I would advice to compile a program with -O2 and -Os and compare runtime performance and memory footprint. It may be that the code is as fast as compiled with -O2 but smaller due to -Os option.

GCC optimization for speed.

If the cycle count is our target, the best is to start with -O2 option then with -O3 and for each compiler optimization level to combine one or more of the suggested GCC's command-line options. Finally, gather and compare runtime performance and size for each command-line combination. I suggest to plot these numbers on a 2-D graph, where an ax will depict the cycle count, and the other will depict the size. Hence, we can choose the best combination size/speed for a given problem.
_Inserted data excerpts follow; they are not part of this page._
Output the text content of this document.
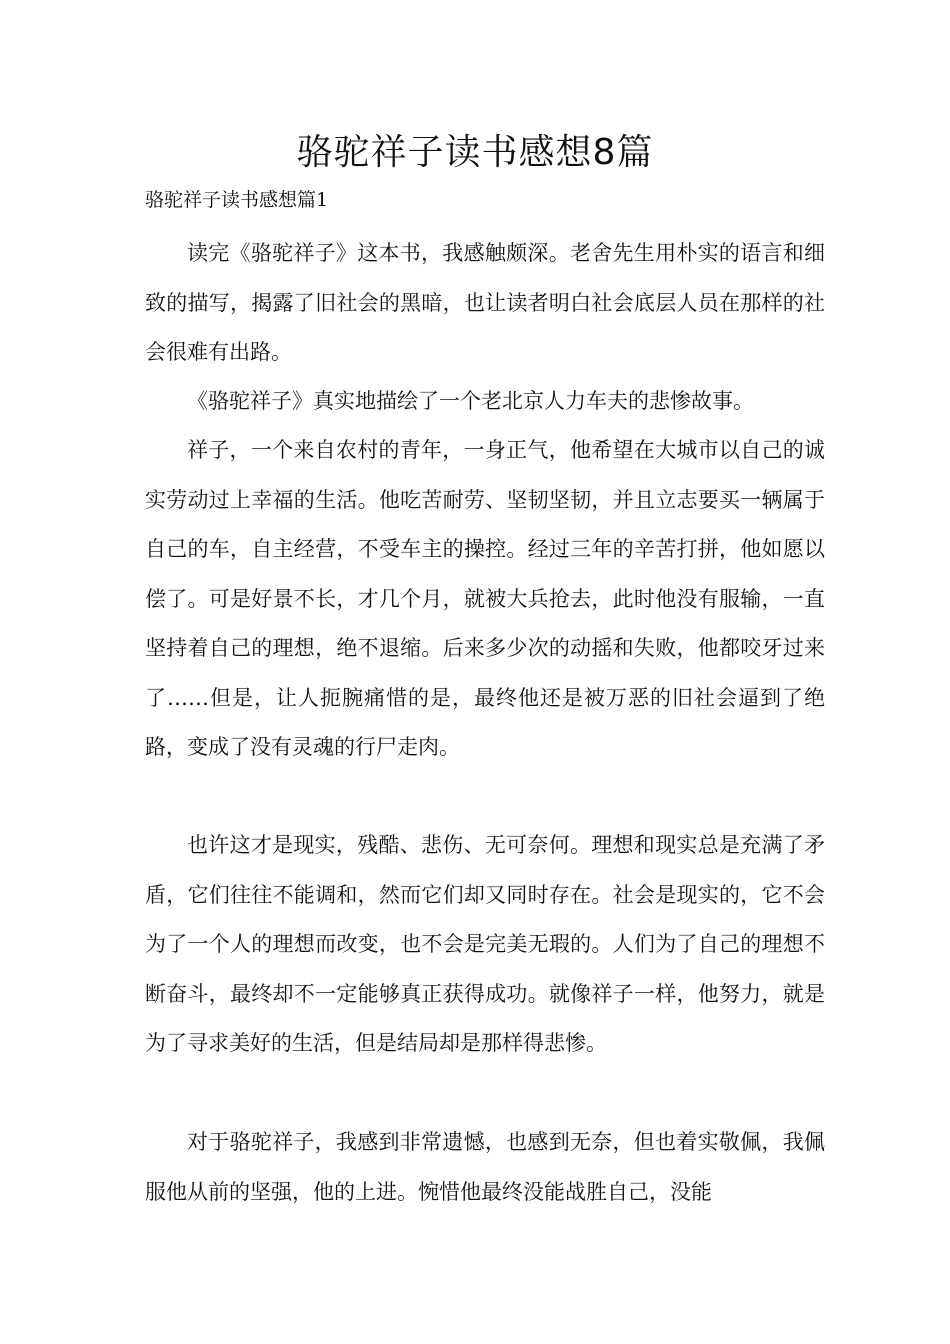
骆驼祥子读书感想8篇

骆驼祥子读书感想篇1

读完《骆驼祥子》这本书，我感触颇深。老舍先生用朴实的语言和细致的描写，揭露了旧社会的黑暗，也让读者明白社会底层人员在那样的社会很难有出路。

《骆驼祥子》真实地描绘了一个老北京人力车夫的悲惨故事。

祥子，一个来自农村的青年，一身正气，他希望在大城市以自己的诚实劳动过上幸福的生活。他吃苦耐劳、坚韧坚韧，并且立志要买一辆属于自己的车，自主经营，不受车主的操控。经过三年的辛苦打拼，他如愿以偿了。可是好景不长，才几个月，就被大兵抢去，此时他没有服输，一直坚持着自己的理想，绝不退缩。后来多少次的动摇和失败，他都咬牙过来了……但是，让人扼腕痛惜的是，最终他还是被万恶的旧社会逼到了绝路，变成了没有灵魂的行尸走肉。

也许这才是现实，残酷、悲伤、无可奈何。理想和现实总是充满了矛盾，它们往往不能调和，然而它们却又同时存在。社会是现实的，它不会为了一个人的理想而改变，也不会是完美无瑕的。人们为了自己的理想不断奋斗，最终却不一定能够真正获得成功。就像祥子一样，他努力，就是为了寻求美好的生活，但是结局却是那样得悲惨。

对于骆驼祥子，我感到非常遗憾，也感到无奈，但也着实敬佩，我佩服他从前的坚强，他的上进。惋惜他最终没能战胜自己，没能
If one wants to try a large number of option combinations, then an automatic scripting process is required. One of those tools that searches through more than 1.3 zillion gcc option combination is Acovea. Acovea is using genetic algorithms to search for the best option combination for a given program. However, one can make an script that uses only the suggested gcc options to search for the best combination by exhaustively generating (most) of the option combinations.

Using optimize attribute

In GNU C, you declare certain things about functions called in your program which help the compiler optimize function calls and check your code more carefully. In the case when we want a certain function/kernel not to change its speed/size characteristics, we can use the optimize function attribute. The optimize attribute is used to specify that a function is to be compiled with different optimization options than specified on the command line. Arguments can either be numbers or strings. Numbers are assumed to be an optimization level. Strings that begin with O are assumed to be an optimization option, while other options are assumed to be used with a -f prefix.